BY JEFF BRANSCOME / THE FREE LANCE-STAR
July 23rd, 2014, 9:00 pm
Mark Lowenthal, who spoke at Germanna Community College on Wednesday, was the Jeopardy! grand champion in 1988.
But the former high-ranking U.S. intelligence official says even he doesn’t have all the answers about the future of cyberspace.
“We really don’t know what it’s going to do to us as individuals or as a society,” he said at an Armed Forces Communications and Electronics Association networking breakfast hosted by Germanna’s Center for Workforce & Community Education.
Lowenthal, who has written several books and was vice chairman of the National Intelligence Council, did offer some predictions during his presentation on cybersecurity.
A person’s sense of privacy will eventually be lost completely, he said in response to a question.
“There’s this total compulsion to share the most banal moments of your life with everybody else,” said Lowenthal, now president of the Intelligence & Security Academy, which provides national security education and training. “I was saying to a class the other day, ‘You know, some of your private thoughts are probably not worth posting in 140 characters.’”

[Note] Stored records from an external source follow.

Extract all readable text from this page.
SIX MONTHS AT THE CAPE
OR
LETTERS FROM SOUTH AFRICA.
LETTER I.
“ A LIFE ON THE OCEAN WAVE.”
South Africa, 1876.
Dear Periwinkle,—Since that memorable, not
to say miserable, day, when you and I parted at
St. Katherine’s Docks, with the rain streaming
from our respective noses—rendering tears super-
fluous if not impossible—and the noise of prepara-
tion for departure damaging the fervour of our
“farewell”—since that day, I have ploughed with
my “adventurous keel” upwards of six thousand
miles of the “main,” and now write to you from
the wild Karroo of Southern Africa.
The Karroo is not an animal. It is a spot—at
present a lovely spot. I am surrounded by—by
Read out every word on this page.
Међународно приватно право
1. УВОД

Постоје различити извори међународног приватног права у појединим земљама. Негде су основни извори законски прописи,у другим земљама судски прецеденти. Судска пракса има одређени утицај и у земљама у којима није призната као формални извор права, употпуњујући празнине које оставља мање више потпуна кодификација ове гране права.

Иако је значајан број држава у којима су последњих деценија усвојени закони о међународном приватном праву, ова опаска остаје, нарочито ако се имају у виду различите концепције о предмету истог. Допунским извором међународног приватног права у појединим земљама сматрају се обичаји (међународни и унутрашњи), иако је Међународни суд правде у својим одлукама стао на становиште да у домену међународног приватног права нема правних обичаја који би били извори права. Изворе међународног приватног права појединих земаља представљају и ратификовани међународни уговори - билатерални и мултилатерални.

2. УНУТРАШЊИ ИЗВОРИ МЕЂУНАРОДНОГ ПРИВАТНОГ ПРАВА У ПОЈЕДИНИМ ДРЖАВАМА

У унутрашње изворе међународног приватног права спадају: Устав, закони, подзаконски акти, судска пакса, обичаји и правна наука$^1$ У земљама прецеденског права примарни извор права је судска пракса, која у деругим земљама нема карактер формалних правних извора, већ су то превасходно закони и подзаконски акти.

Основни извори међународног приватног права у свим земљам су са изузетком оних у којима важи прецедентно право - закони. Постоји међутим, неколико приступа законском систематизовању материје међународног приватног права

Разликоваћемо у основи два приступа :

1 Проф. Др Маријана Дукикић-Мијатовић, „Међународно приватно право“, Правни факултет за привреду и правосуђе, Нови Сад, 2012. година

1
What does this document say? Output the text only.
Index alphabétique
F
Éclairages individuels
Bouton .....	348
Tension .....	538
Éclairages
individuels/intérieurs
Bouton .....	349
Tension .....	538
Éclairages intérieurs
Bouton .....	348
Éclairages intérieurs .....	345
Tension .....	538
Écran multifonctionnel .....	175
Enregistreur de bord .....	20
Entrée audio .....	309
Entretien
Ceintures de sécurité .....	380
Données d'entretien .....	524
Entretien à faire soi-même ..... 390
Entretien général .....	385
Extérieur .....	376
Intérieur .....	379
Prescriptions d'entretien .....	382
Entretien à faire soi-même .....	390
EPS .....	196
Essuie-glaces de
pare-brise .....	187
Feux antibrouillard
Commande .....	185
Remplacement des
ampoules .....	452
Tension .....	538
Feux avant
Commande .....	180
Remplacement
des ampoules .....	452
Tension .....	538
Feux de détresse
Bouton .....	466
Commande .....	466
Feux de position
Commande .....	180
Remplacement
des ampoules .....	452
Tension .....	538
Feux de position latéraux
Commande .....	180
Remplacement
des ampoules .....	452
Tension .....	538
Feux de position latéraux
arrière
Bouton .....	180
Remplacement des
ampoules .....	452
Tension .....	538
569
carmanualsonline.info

Another issue is the uncertainty of who has carried out cyberattacks, he said.
“Pearl Harbor, there were these big circles on the aircraft,” Lowenthal said. “We know who they are. It’s not the Germans, it’s not the Italian fascists, it’s the Japanese. You get a cyberattack,” the culprit isn’t so obvious.
And, he said, not enough people are being trained in cybersecurity.
As an example, Lowenthal mentioned the Target CEO who resigned this year after a massive data breach.
“The problem is that those people are not being trained to do cyber,” he said. “These are IT people who know how to set up a really large IT infrastructure so the Target runs. But they don’t have people sitting there saying, ‘Whoa, what’s that, what does that mean?’”
Germanna has partnered with Lowenthal’s Intelligence & Security Academy to develop a national security program that will offer courses on cybersecurity and other issues.
David Broadhurst, a Germanna consultant and former intelligence official, said the program will be able to customize courses for individual businesses.
“We’ve got these courses within the program ready to go,” Broadhurst said. “Now we’re looking for an audience.”
On a lighter note, Lowenthal admitted that he got into the profession because, simply put, he needed a job.
“I graduated from Harvard University with a Ph.D. in military history during the Vietnam War,” he said. “How’s that for career planning?”